Many people do manage to complete their fire-walks without any injury whatsoever and the reason they can do it has absolutely nothing to do with their mental powers. It is simply a fact that you probably won’t get burned provided that you stay in motion at a fast enough rate. I remember an expert being questioned about it on TV here in the UK. The TV program asked him if he was prepared to ‘put his money where his mouth was’ so to speak. He duly walked across a bed of red hot coals without any mental preparation at all.

This kind of experience is designed to get people to think about what they believe they can and cannot do. Fire-walking is a tactic that has been used by, amongst others, Tony Robbins and his view is that if you can walk across fire, it can change your thinking about what it is possible for you to achieve. You are supposed to start asking yourself what else you can achieve that you previously thought was impossible for you – that’s the basic idea.

People might naturally think that they cannot walk across red-hot coals or that they cannot karate chop a thick wooden board into two pieces without any formal training or that they cannot swim beneath a boat in an ice-cold loch. I have seen all of these tactics used by people who purport to teach motivation. Whilst the understanding that our own beliefs can be a significant obstacle to achieving success is an important lesson, my own view is that you simply don’t need to expose yourself to danger in order to reach that understanding.

In fact, I did actually karate chop a board into two pieces myself on one occasion.

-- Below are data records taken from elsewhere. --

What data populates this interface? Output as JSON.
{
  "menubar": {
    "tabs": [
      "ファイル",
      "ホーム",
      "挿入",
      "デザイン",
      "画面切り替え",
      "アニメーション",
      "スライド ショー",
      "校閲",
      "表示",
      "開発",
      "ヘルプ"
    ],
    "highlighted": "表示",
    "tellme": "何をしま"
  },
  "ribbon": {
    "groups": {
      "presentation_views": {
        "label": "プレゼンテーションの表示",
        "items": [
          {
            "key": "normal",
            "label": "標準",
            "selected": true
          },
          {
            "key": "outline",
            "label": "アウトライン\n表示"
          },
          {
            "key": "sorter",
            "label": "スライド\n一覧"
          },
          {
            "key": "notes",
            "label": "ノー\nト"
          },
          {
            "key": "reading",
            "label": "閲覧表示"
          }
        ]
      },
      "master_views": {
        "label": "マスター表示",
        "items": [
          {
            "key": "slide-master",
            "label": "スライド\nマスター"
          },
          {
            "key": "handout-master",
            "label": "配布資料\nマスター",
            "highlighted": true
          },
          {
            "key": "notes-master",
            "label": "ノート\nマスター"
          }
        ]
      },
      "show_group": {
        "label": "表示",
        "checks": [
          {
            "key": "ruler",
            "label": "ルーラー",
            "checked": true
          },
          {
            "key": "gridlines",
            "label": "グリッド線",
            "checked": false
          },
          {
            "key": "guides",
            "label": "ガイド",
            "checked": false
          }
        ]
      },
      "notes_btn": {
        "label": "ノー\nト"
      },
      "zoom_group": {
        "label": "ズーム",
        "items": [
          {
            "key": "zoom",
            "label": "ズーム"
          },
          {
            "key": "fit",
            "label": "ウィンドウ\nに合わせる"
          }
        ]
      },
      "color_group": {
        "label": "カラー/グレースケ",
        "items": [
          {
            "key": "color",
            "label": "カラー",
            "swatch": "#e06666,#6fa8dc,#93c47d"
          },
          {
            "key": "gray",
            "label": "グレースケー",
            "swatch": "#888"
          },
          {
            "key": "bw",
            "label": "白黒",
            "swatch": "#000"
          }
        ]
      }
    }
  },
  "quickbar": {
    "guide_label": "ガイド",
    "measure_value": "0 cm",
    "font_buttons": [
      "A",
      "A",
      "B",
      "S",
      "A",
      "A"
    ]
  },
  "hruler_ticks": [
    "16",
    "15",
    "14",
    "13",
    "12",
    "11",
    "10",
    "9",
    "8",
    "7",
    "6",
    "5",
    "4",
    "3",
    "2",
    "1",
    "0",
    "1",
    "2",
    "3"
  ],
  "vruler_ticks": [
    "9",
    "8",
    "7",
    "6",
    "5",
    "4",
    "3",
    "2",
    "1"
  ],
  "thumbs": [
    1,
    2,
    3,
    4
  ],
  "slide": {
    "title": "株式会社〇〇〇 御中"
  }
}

It was when a so-called motivational expert visited the company I worked for at the time. He had a number of people come out to the front to break the boards. The first two people managed it without any difficulty; the third person tried three times without success and so I volunteered to break the board. It was not difficult. What did it prove? In my opinion: nothing! The boards they use are designed to break. The reason the lady before me was not able to break the board was a simple matter of leverage.

That brings me to the case of James Arthur Ray. You may be aware that this fellow was an advocate of using extreme experiences in a slightly different way. His idea appears to have been to get people to endure something genuinely dangerous in order for them to feel a kind of rebirth experience when they had successfully emerged. It is, as I understand, a technique that certain religious groups have also used in the past.

One notorious experience favoured by Ray is the sweat lodge. Loosely based on some ancient Red Indian ceremony, participants endure a kind of extreme sauna in which they are subjected to a prolonged period of intense heat. Sadly, some of those people who were looking to improve their lives paid with their lives. At one of these sessions, in October 2009, two people died and another person subsequently died after being comatose for a week! In addition, 18 other people suffered burns, dehydration, breathing difficulties and kidney failure.

For his part, Ray was convicted of three counts of ‘negligent homicide’. It adds insult to injury to learn that those who participated in the sweat lodge had fasted for 36 hours before the event, had spent a night alone in the Arizona desert during a ‘vision quest’ and – get this – had paid up to $10,000 for the privilege.

You might say that nobody forced those people to do what they did. It’s also true that I have no first-hand information on what tactics might have been used to suggest that this extremely foolish undertaking might be somehow beneficial. But these deaths are a stark reminder to us all that some things never change. People are always looking for a leader to follow, convinced that someone else knows better than they.

It may be easy for us, separated from the situation by time and perspective, to clearly see the folly of these methods. If you feel repulsed, shocked and perhaps even a little angry at the idea that there are people engaged in doing this kind of stuff, just be sure you remember that feeling. Carry it with you for the rest of your life and anytime someone suggests something that seems a little dangerous to you as a route to achieving some greater level of insight into who you are and what you need to do to make some kind of progress in your life, recognise that you are dealing with someone who is, at best, misguided.

You don’t need to fire-walk, you don’t need to break boards and you don’t need to swim under boats in a cold lake. You don’t need any kind of extreme experience to discover who you are, why you are here and what you should be doing with your life. And you certainly don’t need some self-proclaimed guru telling you otherwise.

One thought on “Fire-Walking, Karate and Sweat Lodges

  1. Don Fishgrab

    The indian sweat lodge was nothing more than a sauna, believed to cleanse the inner spirit as well as the body. James Arthur Ray’s use was a distortion even of the original program, turning it into an endurance challenge.

    Such programs imply that there are no limits, rather than examining what the limits really are, encouraging people to ignore potential dangers. Such an approach to real life is equally dangerous. Great article.